The Effects of a Neoprene Knee Sleeve on Subjects With a Poor Versus Good Joint Position Sense Subjected to an Isokinetic Fatigue Protocol.

Tiggelen, Damien Van;  Coorevits, Pascal;  Witvrouw, Erik

The aim of this study was to study whether neoprene knee sleeves have different effects on the joint position sense in locally fatigued subjects with good or poor proprioceptive acuity.  64 subjects underwent four consecutive assessments of the same active joint-repositioning test under different conditions (braced, nonbraced, fatigued, and nonfatigued).  A three-way analysis of variance with repeated-measures design was conducted to investigate the effects of side (braced versus control side), assessment sequence (one to four), and proprioceptive acuity ("good" versus "poor"), and their interactive effect on the joint position sense.  Post hoc analysis revealed that only subjects with "poor" proprioceptive acuity benefit from the braced condition before the isokinetic fatigue protocol. In contrast, all subjects benefit from the braced condition after the fatigue test.

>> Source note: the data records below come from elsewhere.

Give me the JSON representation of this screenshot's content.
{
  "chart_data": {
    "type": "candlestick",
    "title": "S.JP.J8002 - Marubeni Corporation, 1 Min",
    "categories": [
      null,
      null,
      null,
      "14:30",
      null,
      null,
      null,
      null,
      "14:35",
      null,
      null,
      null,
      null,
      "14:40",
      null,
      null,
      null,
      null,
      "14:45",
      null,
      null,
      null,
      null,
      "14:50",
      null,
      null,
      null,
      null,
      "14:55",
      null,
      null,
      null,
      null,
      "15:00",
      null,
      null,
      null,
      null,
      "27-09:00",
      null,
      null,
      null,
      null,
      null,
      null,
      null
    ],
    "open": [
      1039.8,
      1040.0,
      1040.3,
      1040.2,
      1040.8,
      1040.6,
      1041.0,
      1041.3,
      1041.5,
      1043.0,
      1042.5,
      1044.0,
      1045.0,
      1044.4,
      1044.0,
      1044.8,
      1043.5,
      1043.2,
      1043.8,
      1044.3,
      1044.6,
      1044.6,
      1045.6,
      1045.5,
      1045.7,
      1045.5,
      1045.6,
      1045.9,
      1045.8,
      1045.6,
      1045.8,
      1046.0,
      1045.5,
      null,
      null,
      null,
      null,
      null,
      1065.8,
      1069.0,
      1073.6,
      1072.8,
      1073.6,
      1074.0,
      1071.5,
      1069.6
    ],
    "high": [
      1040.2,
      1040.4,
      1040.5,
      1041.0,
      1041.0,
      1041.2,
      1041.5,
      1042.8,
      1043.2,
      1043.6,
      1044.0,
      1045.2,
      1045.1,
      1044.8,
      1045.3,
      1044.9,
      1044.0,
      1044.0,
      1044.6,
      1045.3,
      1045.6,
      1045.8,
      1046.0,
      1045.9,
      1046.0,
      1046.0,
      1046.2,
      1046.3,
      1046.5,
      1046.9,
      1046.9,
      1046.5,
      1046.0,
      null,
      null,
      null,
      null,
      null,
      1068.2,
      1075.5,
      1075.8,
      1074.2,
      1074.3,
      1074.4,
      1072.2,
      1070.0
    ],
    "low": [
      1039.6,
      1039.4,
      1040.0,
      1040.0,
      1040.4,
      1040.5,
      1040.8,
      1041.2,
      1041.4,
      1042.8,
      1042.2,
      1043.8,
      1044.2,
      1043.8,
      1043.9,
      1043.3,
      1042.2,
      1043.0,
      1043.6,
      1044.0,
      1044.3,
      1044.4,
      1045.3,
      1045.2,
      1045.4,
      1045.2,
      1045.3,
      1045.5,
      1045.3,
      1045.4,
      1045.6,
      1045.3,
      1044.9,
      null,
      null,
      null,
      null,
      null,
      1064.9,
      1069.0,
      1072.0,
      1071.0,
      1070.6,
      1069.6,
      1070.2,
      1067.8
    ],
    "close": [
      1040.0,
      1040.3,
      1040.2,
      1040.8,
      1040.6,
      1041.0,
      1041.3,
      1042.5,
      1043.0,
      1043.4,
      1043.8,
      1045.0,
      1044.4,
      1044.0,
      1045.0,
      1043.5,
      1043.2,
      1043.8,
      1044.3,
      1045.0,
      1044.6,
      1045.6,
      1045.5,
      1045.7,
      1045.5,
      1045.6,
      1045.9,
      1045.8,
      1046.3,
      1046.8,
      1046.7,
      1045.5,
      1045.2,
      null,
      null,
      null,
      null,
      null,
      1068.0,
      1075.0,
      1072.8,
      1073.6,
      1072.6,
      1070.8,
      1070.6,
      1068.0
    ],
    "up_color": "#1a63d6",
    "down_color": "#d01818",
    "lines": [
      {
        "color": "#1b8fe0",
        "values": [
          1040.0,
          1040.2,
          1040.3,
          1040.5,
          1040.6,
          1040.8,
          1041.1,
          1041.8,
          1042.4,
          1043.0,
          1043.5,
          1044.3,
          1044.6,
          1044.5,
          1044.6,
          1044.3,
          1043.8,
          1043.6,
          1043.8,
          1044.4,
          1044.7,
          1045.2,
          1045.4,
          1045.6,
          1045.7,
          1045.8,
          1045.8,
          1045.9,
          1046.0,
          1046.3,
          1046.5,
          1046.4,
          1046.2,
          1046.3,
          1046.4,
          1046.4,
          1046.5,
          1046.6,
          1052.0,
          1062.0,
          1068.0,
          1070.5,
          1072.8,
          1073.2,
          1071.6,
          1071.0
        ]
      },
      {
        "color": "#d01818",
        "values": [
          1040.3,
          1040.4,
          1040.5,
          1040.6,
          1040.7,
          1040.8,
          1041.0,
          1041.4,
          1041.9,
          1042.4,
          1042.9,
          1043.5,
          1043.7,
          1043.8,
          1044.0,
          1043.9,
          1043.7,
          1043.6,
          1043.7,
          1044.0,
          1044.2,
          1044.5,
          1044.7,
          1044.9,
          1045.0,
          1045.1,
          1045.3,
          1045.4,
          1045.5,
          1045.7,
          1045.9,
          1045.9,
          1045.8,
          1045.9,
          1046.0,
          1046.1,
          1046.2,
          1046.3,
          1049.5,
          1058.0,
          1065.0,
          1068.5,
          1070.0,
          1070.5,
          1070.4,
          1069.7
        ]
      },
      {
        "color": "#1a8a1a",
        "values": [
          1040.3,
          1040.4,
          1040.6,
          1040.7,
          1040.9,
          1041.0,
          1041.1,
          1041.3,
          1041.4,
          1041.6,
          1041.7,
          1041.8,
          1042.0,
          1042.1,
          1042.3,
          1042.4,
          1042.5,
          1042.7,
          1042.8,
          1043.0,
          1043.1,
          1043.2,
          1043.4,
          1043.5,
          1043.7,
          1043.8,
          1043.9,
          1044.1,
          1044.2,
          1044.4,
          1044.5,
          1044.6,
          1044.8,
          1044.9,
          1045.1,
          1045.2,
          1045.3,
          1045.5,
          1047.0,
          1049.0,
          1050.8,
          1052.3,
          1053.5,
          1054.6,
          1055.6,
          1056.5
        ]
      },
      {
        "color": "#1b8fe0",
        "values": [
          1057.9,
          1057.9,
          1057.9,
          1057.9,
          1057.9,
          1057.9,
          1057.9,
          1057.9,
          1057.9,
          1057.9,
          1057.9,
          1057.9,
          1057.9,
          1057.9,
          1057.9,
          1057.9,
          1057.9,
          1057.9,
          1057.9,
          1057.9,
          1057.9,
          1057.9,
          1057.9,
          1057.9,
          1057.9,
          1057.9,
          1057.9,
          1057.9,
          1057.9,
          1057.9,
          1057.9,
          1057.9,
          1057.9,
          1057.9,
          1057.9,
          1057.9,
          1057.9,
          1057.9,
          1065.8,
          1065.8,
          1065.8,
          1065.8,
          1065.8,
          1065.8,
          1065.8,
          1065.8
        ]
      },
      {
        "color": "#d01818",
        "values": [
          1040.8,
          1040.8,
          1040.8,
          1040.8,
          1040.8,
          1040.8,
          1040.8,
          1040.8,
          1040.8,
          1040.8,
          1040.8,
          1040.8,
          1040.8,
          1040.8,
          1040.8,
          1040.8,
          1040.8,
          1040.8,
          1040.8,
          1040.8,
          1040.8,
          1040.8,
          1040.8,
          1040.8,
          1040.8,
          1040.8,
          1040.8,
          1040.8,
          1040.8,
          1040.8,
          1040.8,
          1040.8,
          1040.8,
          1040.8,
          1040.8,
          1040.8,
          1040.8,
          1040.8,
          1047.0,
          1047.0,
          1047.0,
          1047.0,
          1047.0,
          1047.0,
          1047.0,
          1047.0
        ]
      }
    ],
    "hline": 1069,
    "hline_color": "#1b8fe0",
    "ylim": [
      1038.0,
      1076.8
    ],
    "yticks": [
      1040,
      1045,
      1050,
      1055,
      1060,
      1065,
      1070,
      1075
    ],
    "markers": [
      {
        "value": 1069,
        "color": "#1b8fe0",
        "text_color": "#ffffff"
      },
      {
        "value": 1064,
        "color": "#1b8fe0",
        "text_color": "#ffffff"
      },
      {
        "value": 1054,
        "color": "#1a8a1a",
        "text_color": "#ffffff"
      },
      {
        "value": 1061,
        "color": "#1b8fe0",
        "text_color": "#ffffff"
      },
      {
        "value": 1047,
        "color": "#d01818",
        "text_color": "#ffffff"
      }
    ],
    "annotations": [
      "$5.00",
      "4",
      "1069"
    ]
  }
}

Bracing is helpful in individuals with a poor baseline proprioceptive acuity in both fatigued and nonfatigued states. Subjects with a good joint position sense benefit from bracing only when in a fatigued state. The present findings suggest a rationale for using neoprene knee sleeves as a preventative measure or treatment in subjects and patients to enhance proprioceptive acuity in a fatigued state.